Nestled between Nevada and Colorado an is oddity of  Mormon influenced culture; Utah the weakest state of the West.  It brings very little to the table as a state being seriously outclassed by its neighbors.  The cities are chock full of high-end ski boats on trailers in driveways while its largest lake is a brine filled wasteland.  Bars are few and far between, they're technically illegal but fly under the radar because they're private social clubs.  These social clubs are different than actual bars in two very big ways.  First, the cover charge is hefty because it actually a temporary membership.  The other key difference is people tend to get married early in Mormon culture, so there are limited prospects as far as finding single women.  Its like arriving to a party two years too late.  
Dining in the Salt Lake area is a culinary delight, the bacon cheeseburger has been replaced with the pastrami cheeseburger, pretty gross but I had to give it a try.  Those inventive people of happy valley also decided that while fries are unhealthy they could do one step worse and supplied the region with fry sauce.  Fry sauce is a concoction of ketchup and mayonnaise blended together.  While all fry sauce is gross be sure to get fresh fry sauce, premixed sauce is packaged in small containers, usually kept in some back store room in the sun.

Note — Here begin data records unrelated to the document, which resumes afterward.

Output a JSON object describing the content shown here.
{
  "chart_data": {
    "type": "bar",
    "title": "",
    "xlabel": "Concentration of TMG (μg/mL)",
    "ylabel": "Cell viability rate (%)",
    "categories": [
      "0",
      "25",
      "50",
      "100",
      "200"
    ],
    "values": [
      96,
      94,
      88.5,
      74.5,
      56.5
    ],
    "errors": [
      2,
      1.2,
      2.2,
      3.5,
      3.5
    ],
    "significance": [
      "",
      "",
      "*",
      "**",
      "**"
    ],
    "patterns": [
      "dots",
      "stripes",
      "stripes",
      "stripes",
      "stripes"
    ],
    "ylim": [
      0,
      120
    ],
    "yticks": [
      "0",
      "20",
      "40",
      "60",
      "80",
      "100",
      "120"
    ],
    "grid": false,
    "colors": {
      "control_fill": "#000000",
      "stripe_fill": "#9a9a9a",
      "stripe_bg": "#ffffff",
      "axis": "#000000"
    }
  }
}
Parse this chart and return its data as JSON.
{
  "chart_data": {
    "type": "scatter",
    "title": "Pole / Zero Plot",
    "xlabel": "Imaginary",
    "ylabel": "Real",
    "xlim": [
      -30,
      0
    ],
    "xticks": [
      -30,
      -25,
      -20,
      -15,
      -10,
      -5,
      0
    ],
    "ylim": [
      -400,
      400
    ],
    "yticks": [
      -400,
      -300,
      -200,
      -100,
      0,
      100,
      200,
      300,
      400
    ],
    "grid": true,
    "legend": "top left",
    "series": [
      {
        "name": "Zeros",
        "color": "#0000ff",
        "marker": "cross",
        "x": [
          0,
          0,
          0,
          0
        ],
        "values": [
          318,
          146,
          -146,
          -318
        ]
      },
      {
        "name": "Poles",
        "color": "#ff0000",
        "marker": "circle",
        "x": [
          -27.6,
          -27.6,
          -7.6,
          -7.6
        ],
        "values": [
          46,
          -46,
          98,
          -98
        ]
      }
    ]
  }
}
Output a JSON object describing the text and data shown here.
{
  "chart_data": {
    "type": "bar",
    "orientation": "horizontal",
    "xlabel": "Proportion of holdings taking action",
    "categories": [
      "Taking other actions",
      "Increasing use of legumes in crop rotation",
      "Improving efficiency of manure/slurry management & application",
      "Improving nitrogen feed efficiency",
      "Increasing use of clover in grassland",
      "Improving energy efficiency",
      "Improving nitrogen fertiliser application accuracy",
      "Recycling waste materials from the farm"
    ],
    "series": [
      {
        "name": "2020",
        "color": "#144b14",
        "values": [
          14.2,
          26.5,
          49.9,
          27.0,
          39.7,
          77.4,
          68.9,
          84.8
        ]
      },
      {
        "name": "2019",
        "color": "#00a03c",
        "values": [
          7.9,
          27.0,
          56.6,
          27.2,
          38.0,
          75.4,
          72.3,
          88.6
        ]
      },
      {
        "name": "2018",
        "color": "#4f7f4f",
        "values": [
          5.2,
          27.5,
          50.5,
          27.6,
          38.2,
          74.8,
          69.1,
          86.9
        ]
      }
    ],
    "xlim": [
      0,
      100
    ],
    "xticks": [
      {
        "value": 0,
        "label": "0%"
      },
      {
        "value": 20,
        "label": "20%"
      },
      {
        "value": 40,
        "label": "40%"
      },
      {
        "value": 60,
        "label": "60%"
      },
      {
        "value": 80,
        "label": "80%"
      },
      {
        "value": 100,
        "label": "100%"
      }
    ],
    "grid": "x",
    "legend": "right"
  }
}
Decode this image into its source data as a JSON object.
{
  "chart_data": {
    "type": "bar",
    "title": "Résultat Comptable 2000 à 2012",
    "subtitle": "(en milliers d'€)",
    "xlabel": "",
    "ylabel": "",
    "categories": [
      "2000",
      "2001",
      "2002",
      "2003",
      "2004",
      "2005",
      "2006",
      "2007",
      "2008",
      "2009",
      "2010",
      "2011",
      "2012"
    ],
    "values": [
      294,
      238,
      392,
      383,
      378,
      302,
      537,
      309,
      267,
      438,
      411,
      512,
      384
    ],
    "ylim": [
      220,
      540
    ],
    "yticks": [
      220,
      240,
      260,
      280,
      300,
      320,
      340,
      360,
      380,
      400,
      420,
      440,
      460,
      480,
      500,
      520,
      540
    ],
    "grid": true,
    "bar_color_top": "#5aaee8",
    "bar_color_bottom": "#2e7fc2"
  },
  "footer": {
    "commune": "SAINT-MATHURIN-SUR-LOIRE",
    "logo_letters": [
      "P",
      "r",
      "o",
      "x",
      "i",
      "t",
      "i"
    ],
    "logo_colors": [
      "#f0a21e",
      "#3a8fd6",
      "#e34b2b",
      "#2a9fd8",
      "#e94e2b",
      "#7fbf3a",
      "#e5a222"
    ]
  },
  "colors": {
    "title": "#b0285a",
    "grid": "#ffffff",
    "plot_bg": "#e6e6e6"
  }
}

With all these setbacks stacked against me, I was shocked that two months in Utah was a legitimately good time.  This is partly because its a place I would have not otherwise visited. It can be assumed that Vegas, New York City, Disney World and The Grand Canyon can be seen by John Q. Tourist.  Utah was a experience because it was seeing day to day life in areas not covered by anybodies summer vacation.